I know I say this every year but men really are bad at buying presents, aren’t they? A present that I have asked for is not nearly as nice as one that Mr M has thought about, noticed that I would like and gone out of his way to acquire.
Aside from that, of course, we are in challenging economic times, so CCs#1, #2 and #3 will all be on the lookout for cost-effective presents.
CC#1, still cooking his way through life after his stint at Orchards Cookery School (he says he has put on half a stone this term), could make dinner one evening or bake me a cake.
CC#2 could put a load of music from his collection on to my iPod and then wrap it up and give it back to me. And CC#3 could write me a poem, preferably one not about anything military.
There cannot be many other 13-year-old boys who were as thrilled as he was recently to be taken for a birthday treat to the British Military Tournament.

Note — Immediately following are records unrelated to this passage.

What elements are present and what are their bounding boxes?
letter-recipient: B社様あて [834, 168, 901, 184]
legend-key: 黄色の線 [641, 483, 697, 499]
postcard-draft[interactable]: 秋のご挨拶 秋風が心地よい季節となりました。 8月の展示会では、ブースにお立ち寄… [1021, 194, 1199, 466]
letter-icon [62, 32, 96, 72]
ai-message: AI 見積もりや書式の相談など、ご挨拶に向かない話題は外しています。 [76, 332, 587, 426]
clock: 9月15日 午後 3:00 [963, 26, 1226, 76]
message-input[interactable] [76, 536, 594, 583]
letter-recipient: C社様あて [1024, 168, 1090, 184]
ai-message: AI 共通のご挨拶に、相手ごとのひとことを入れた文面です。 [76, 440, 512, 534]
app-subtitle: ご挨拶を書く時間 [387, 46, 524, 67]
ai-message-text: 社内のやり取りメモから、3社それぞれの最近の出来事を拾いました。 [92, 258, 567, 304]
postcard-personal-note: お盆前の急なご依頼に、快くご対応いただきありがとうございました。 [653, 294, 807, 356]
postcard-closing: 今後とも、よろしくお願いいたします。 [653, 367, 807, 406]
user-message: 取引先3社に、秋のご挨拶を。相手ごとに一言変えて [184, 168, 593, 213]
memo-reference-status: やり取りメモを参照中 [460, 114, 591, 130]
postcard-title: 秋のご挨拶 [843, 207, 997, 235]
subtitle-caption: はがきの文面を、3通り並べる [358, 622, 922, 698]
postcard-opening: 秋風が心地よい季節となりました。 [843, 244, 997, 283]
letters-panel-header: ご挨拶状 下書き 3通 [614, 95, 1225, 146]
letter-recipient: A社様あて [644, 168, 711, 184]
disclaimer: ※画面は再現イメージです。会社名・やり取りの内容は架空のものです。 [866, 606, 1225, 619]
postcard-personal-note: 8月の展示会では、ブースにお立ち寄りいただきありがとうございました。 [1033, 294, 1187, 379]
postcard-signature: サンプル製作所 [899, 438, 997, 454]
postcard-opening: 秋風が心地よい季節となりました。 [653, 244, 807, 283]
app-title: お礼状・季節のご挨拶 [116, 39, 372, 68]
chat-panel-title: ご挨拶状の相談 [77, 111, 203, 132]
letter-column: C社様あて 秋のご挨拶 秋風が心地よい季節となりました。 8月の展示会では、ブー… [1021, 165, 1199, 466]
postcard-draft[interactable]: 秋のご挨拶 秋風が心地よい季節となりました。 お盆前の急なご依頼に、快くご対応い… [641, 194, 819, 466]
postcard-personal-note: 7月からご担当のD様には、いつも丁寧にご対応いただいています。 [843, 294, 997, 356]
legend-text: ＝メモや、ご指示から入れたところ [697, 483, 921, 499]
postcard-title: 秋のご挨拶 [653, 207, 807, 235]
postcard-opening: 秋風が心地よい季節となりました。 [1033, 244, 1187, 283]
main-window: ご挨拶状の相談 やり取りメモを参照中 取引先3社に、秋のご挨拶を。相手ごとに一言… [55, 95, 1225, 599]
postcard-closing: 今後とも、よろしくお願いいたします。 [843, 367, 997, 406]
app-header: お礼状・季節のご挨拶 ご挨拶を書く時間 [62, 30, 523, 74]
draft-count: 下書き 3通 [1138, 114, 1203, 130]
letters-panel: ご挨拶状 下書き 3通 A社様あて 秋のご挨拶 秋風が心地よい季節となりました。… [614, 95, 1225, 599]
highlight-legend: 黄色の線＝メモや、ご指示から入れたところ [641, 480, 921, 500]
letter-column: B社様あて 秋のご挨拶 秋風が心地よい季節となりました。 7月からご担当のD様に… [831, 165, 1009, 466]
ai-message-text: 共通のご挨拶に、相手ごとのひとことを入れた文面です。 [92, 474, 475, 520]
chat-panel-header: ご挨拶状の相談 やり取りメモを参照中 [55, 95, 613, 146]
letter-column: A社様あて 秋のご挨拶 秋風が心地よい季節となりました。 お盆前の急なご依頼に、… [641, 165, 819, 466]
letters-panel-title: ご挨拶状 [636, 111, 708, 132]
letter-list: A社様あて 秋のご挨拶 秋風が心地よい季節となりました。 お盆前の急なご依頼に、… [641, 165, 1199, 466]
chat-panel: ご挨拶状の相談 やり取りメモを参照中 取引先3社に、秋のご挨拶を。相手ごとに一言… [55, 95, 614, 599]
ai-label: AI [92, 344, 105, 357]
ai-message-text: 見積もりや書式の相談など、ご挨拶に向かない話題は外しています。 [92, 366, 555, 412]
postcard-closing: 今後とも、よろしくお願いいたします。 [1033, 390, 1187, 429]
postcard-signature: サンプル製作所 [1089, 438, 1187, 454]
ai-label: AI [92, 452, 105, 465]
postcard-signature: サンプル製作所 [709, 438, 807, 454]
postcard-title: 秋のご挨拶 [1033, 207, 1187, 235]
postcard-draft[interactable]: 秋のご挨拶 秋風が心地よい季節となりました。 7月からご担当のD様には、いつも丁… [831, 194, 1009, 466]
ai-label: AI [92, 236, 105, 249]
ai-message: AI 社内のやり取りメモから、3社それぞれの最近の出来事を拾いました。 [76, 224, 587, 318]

We attended the same night as HM the Queen, who I swear I saw take part in a Mexican wave. Not bad for 85.
But then I presume that she is possibly not exhausted with Christmas preparations. For even the most organised of us will always face unexpected challenges that send our plans awry.
My Fund Management Girlfriend has a senior job and many children and decided that the only way to get through her present-buying list was to set her alarm for 4am and do it then. She piled things into her online trolley and was congratulating herself with the thought that with two more early starts like this she would have everything done. Then she went to pay and found her credit card refused. She had to wait until the bank’s customer information opened to find out why. Sorry madam, they said, it was a precautionary measure: we assumed it had been stolen, because someone appeared to be using it in the middle of the night …
So what am I hoping for from my perfect man? An iPad, for a start – my mother-in-law, who is closer to 80 than 70, has one, and she is coming on a state visit in January – it will be very embarrassing if I am not up to speed by then. As usual, I seem to be the last person on the planet to adopt new technology.
Then, perhaps even more importantly, something to keep it in, preferably from Asprey. This could be the budget option, a calf leather sleeve for £150, moving up through the £400 proper fold-back cover (if Mr M goes for this, then in indigo, please) and, if he really wants to splash out, I am not averse to a sleeve in alligator (in slate) with purple lining at £2,950. There! Could anyone need more direction?
And for my stocking I would welcome a cookery-book holder and Robert Harris’s newish novel The Fear Index (the wife in which is based on my friend Absent Angela).
And what am I going to buy Mr M? He has been reading a lot of books about the second world war recently, following his half-term expedition to the Normandy beaches with CC#3. This makes a change from books about cricket (currently by his bedside is Nigel Chapman’s Bowled Over… and Out! which I admit even I enjoyed) and Australian Rules football.
And what is by my side of the bed? David Waller’s biography of the hugely famous Victorian strongman Eugen Sandow – it’s a fascinating look at celebrity culture of the period. No mention is made of what he bought his wife for Christmas, which is a shame. Because the title of the book is The Perfect Man.